Domaine : développement et fonctionnement des personnes et des communautés, et vie sociale

Programme soutien à la recherche pour la relève professorale

Concours 2017-2018

 

Les études en criminologie s'intéressent à l'effet dissuasif de la peine sur la probabilité de commettre un délit dans le futur. Mais qu'adviendrait-il si les sanctions pénales n'étaient pas le seul élément dissuasif auquel les délinquants font face? Par exemple, les délinquants sont confrontés à un niveau de violence beaucoup plus élevé que celui auquel la population générale rencontre. Ce niveau constant de violence peut avoir un effet majeur sur la décision de continuer une trajectoire criminelle. Ainsi, le premier objectif de cette étude est d'évaluer l'effet de la victimisation sur la probabilité de commettre un délit dans le futur.

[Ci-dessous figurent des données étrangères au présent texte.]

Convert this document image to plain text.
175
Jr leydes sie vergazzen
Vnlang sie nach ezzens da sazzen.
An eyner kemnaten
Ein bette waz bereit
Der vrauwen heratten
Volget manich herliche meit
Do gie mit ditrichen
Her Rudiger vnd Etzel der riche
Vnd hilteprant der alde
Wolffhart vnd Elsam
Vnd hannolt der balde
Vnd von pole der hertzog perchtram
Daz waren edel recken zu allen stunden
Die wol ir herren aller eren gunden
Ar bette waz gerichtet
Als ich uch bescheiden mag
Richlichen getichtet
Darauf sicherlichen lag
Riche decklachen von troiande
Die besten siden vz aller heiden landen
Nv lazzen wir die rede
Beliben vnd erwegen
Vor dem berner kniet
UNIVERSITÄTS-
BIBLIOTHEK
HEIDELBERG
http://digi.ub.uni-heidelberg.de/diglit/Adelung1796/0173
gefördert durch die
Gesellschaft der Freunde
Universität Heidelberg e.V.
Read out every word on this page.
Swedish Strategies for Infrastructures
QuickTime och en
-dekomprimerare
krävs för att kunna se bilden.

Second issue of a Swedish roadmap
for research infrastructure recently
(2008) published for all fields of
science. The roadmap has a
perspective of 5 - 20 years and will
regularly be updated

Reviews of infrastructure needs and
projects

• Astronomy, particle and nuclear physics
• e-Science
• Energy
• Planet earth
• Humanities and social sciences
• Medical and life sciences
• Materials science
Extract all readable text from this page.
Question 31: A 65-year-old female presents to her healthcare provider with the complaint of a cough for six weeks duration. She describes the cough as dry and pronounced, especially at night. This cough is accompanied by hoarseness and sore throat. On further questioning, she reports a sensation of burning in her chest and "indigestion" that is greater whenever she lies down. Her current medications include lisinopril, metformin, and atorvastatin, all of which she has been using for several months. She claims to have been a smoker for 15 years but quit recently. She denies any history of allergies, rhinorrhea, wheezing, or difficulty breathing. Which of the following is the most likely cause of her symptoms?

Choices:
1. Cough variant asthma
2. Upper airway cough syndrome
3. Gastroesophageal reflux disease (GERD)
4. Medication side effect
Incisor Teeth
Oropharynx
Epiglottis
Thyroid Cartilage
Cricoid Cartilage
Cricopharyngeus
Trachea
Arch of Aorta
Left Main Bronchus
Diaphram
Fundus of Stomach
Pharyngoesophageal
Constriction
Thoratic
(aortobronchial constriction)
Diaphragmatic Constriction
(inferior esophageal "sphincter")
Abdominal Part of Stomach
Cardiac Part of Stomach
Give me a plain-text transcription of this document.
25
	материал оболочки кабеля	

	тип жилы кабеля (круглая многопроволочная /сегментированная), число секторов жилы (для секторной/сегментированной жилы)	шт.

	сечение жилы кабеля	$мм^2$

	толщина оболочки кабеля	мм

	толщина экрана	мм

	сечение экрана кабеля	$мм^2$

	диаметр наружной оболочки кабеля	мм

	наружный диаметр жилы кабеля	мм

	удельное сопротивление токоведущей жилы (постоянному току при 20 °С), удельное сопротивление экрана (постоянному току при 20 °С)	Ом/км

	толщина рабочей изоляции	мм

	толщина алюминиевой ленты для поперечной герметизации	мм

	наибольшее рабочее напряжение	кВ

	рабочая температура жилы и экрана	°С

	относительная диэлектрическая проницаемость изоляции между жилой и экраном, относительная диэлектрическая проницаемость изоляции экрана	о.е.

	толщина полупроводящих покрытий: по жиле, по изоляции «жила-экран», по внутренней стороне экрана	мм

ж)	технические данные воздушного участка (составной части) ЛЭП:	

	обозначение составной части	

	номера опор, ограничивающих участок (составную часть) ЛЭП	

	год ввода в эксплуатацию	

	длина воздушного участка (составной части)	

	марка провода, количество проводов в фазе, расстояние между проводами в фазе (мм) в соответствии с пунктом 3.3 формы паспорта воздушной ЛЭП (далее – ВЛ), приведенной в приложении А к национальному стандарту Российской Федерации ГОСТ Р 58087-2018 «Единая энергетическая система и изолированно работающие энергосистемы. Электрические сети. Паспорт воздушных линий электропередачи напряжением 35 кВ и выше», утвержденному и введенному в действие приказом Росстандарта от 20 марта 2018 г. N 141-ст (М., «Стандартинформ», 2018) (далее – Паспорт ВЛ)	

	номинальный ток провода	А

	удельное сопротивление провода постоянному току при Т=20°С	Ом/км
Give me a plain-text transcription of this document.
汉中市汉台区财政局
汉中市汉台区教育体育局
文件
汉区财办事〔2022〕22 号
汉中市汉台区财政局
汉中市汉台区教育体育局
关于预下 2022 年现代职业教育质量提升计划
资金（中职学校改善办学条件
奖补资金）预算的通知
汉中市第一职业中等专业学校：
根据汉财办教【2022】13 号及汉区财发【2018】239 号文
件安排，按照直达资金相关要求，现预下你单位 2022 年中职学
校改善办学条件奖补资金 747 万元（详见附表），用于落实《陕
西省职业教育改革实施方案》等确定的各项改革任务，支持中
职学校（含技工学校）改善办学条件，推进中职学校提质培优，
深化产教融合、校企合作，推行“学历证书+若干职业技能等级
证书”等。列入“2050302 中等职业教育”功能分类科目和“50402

Habituellement, les risques sont considérés en fonction des expériences individuelles. Mais sont-ce les seules expériences considérées lors de la prise décision? Par exemple, si le camarade d'un délinquant se fait arrêter, les perceptions de ce dernier pourraient aussi être influencées indirectement par cet événement. Le second objectif de cette étude est de constater si les décisions d'un individu sont seulement influencées par les expériences personnelles, ou aussi par les expériences vécues par son entourage.

Ces expériences dissuasives vicariantes peuvent être autant des sanctions pénales que des victimisations violentes. En se basant sur les trajectoires judiciaires d'individus arrêtés de plusieurs villes nord-américaines, nous constaterons l'effet dissuasif de l'arrestation et de la victimisation d'un individu sur sa probabilité de commettre des délits dans le futur, mais aussi l'effet dissuasif vicariant des arrestations et victimisations de leurs complices, les individus avec qui ils ont été arrêtés.